L’écho positif suscité par le dernier round de négociations sur le nucléaire iranien provoque scepticisme et amertume en Israël, qui redoute un allègement des sanctions contre Téhéran en réponse au ton conciliant du nouveau président Hassan Rohani.
"Dans le monde, on ne voit dans le dossier iranien qu’une question de niveau de vie, alors que pour Israël il s’agit d’une question de survie", a affirmé le ministre de l’Energie et du Développement régional Sylvan Shalom, attribuant les réactions occidentales à des "raisons économiques".
"Lorsqu’il y a des sanctions dures contre le pétrole iranien, le prix du pétrole augmente dans le monde, qui se débat dans une crise économique et le fait que l’Iran ne puisse pas vendre du pétrole ne peut plus continuer, tout le reste n’est que paroles creuses", a ajouté M. Shalom.
L’administration américaine a salué mercredi une approche plus "sérieuse" de la part de l’Iran dans les discussions mardi et mercredi à Genève entre le groupe dit "5+1" (Etats-Unis, Chine, Russie, Royaume-Uni, France, plus l’Allemagne) et l’Iran. Washington a toutefois admis l’absence de "percée" dans ces pourparlers, qui doivent reprendre à Genève les 7 et 8 novembre.
Le bureau du Premier ministre israélien Benjamin Netanyahu n’a pas commenté officiellement les réactions américaines. Mais de "hauts responsables politiques" qui ont requis l’anonymat ont lancé une mise en garde dans les médias.
"L’Iran sera jugé sur ses actes et non sur ses déclarations. La communauté internationale doit maintenir les sanctions contre l’Iran, tant que des mesures concrètes n’auront pas été prises sur le terrain prouvant que l’Iran démantèle son programme nucléaire militaire", ont insisté ces responsables.
Lors des discussions de Genève, l’Iran a dit accepter le principe d’inspections surprise de ses sites nucléaires, une exigence de Washington.

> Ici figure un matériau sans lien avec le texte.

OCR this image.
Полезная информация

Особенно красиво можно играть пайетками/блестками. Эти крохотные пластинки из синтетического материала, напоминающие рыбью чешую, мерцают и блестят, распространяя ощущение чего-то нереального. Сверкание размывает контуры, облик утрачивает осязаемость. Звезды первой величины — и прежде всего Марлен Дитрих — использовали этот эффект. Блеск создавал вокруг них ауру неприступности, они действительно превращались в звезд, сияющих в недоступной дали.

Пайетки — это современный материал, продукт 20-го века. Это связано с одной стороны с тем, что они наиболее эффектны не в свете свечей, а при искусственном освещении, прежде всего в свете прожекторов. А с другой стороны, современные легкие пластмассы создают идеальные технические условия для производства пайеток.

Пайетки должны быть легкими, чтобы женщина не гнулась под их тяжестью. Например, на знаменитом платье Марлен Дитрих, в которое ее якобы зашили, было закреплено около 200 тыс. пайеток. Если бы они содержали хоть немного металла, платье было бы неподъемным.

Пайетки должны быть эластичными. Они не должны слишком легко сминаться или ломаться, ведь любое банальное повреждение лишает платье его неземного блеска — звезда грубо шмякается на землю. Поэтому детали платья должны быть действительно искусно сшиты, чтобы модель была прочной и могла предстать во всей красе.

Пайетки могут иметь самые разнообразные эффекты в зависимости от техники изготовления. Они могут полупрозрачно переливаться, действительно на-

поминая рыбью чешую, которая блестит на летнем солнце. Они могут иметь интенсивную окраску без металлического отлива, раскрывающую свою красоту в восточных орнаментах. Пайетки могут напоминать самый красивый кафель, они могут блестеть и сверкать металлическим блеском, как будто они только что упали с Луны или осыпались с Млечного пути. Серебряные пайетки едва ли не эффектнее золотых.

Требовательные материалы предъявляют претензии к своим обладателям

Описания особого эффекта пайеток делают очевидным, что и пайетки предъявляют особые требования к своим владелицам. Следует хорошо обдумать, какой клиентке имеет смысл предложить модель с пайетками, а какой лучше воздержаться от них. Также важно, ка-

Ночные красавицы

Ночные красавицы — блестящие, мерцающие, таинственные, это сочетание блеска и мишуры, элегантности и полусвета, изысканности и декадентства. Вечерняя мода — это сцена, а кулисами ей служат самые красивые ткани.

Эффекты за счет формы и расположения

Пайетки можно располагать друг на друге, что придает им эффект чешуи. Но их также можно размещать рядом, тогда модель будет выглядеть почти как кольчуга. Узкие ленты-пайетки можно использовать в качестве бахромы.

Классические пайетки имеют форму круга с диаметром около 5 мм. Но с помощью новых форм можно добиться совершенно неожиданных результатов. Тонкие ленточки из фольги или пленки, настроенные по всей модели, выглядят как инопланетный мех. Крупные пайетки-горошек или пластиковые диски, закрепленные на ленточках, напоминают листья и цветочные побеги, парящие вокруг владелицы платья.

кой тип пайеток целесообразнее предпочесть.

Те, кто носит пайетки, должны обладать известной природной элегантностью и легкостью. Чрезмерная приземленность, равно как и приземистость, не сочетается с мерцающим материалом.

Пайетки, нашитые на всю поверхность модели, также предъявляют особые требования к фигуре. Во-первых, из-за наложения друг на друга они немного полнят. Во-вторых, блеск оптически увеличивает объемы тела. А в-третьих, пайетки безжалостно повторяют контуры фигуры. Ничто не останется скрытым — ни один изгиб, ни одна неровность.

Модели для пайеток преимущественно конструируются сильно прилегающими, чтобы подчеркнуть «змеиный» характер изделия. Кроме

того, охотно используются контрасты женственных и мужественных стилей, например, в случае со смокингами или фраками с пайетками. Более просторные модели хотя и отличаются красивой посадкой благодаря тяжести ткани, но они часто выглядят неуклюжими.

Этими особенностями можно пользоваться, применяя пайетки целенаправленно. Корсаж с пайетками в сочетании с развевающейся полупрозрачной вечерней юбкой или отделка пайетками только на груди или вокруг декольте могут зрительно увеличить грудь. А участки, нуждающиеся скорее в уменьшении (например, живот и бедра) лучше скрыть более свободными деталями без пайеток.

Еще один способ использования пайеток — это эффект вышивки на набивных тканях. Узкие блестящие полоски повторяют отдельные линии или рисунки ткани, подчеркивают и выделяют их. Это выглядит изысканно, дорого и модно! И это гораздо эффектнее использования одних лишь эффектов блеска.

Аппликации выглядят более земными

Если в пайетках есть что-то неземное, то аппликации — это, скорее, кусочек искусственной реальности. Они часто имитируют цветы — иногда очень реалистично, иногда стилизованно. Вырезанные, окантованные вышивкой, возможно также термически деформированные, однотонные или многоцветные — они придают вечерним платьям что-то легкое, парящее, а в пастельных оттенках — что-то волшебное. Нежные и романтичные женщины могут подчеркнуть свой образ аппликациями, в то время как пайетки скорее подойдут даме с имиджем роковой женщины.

Selon un commentateur de la radio publique israélienne, citant des proches de M. Netanyahu, "les Américains sont aux anges alors que les Iraniens n’ont rien cédé".
"Bla-bla"
Le quotidien Israel Hayom, favorable au Premier ministre, estime pour sa part qu’à Genève "on parle de confiance (envers Téhéran), mais dans la centrale nucléaire iranienne de Fordo on construit la bombe" atomique.
"Israël ne doit pas se contenter de rejeter un accord purement symbolique avec l’Iran, mais également exiger qu’une date butoir soit fixée aux négociations, sinon les discussions vireront au bla-bla", affirme le journal dans un éditorial.
Emily Landau, directrice du programme de contrôle des armements à l’Institut pour les études sur la sécurité nationale (INSS) souligne que la réunion de Genève a des allures de "déjà vu", ajoutant que "la frustration d’Israël est compréhensible.
"Israël n’est pas présent à la table des négociations avec l’Iran, mais c’est lui qui souffrira des conséquences négatives d’un mauvais accord", selon elle.
"Cela dit, mieux vaut ne pas se singulariser d’une façon qui rendrait plus facile pour l’Iran de marginaliser Israël", estime l’analyste dans une tribune publiée par le quotidien Maariv, suggérant au gouvernement Netanyahu de faire passer discrètement son message aux pays concernés.
Le ministre israélien des Affaires stratégiques Youval Steinitz avait déjà donné le ton mercredi avant même la fin de la réunion de Genève, la comparant à la célèbre conférence de Munich en 1938, au cours de laquelle la Grande-Bretagne et la France avaient cédé aux exigences de l’Allemagne nazie pour éviter la guerre, qui éclata finalement un an plus tard.
"Nous voyons des signes inquiétants et nous ne voulons pas que Genève 2013 se transforme en Munich 1938", a déclaré M. Steinitz, également chargé des Relations internationales et des Renseignements.